Nos últimos encontros, debatemos frameworks que funcionam, fluxos de e-mail que explodiram em vendas, sequências de ManyChat que converteram, a construção de manifestos, repertório e posicionamento real de mercado.

Ainda tenho que gravar a parte que não é ao vivo, os módulos, vou fazendo no tempo certo.
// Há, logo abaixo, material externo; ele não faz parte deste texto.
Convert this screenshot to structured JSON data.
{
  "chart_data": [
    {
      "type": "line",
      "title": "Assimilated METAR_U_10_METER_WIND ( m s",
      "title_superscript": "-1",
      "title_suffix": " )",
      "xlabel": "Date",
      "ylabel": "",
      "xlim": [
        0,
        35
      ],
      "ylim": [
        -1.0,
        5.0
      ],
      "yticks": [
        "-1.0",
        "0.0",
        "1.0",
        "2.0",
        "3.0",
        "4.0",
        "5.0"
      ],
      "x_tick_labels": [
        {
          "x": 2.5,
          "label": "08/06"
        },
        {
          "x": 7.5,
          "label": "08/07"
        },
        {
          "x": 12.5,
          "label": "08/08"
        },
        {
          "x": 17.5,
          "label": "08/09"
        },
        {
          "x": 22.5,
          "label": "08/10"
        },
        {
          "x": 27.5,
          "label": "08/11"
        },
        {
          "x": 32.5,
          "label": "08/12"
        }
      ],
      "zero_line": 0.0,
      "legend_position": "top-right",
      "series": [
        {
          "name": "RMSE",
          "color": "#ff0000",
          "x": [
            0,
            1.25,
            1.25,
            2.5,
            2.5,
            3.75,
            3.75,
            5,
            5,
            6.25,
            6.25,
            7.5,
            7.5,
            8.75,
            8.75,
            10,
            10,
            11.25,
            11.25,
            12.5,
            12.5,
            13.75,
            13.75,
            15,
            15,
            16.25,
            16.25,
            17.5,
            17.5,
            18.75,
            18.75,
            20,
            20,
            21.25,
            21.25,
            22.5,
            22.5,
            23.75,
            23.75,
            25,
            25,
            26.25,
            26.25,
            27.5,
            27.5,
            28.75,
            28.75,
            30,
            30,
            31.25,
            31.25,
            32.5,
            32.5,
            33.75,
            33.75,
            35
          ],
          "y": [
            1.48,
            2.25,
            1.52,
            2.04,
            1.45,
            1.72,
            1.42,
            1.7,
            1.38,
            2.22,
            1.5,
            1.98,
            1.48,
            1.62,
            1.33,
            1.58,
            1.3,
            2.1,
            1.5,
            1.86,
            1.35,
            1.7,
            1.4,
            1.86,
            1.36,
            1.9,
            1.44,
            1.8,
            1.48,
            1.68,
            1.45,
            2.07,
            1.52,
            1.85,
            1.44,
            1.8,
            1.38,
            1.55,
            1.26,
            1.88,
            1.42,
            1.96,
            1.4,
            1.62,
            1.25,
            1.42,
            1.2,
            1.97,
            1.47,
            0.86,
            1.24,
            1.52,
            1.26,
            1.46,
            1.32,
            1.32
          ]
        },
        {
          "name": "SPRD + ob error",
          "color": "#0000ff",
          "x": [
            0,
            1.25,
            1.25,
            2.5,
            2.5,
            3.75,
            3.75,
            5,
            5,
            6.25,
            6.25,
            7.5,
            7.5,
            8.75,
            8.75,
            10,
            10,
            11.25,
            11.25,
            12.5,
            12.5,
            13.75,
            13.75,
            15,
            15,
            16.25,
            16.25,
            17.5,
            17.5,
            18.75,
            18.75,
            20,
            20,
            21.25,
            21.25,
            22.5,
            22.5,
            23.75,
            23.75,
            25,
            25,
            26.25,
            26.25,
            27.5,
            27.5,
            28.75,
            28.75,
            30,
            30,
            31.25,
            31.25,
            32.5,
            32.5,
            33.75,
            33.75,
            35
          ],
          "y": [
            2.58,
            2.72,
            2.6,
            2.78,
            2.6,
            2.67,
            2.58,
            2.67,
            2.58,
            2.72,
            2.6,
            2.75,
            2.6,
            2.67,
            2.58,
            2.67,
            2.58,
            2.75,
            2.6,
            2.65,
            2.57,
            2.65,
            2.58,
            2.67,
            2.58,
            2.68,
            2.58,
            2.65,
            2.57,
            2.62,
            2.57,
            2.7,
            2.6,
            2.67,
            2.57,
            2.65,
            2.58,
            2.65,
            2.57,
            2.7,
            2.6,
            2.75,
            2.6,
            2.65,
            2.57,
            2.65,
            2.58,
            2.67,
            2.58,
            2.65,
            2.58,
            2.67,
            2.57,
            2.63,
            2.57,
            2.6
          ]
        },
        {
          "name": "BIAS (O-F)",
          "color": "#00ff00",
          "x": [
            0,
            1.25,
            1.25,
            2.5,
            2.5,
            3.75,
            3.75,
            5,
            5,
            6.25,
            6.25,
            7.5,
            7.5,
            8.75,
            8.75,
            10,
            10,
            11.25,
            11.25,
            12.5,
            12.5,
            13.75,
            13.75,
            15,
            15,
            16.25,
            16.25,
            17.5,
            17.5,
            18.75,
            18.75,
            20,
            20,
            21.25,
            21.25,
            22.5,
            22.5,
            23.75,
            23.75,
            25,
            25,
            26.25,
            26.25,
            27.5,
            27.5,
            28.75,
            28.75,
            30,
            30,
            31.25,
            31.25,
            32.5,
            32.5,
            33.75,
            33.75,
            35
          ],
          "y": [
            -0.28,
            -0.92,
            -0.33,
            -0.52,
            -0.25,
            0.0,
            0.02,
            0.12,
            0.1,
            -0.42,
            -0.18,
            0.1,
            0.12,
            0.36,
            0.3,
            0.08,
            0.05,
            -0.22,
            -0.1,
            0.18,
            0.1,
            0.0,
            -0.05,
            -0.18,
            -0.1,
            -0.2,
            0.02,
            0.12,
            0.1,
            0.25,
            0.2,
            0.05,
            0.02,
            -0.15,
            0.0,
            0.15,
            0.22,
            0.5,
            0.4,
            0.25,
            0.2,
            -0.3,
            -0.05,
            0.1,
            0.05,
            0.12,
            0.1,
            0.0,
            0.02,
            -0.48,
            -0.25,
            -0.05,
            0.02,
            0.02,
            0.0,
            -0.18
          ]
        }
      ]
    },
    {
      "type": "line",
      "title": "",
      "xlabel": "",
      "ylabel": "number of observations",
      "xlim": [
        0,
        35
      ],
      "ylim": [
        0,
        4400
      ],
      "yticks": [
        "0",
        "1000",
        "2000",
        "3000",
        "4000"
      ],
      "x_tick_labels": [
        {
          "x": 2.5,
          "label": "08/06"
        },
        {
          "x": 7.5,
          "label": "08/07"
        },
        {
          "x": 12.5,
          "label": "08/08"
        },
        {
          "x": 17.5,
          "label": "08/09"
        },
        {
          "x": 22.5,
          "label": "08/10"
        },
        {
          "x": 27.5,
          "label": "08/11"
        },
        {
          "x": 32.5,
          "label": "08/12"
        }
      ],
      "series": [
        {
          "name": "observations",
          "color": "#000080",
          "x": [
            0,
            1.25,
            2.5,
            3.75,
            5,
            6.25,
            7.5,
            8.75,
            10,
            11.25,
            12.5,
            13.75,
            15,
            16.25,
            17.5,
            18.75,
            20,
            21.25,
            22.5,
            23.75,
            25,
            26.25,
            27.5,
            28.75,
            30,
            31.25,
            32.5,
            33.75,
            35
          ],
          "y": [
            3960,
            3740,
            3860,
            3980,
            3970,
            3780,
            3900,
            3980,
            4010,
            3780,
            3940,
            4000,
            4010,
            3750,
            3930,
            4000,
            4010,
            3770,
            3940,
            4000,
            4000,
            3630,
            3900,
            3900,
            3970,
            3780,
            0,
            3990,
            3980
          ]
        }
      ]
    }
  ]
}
Mas já testei o formato com duas pessoas. Abri, fechei, e os dois estão extremamente satisfeitos:

  • Thiago Sales, copywriter fora da curva que já atuava bem, mas quis colar comigo pra refinar processos e acelerar resultado.
  • Bruno, totalmente iniciante, que participa ativamente, absorve e aplica com o peso da experiência que eu trago.

E fique tranquilo, não é mentoria de 6 mil que te dá respostas óbvias de biscoito da sorte.

Não é curso de 3 mil que te entrega um PDF cuspido pelo GPT.

É algo muito mais em conta, porque não estou com pressa de farmar grana.

Estou focado em fazer bem feito, gerar resultado real e preparar terreno para escalar isso de 2026 em diante.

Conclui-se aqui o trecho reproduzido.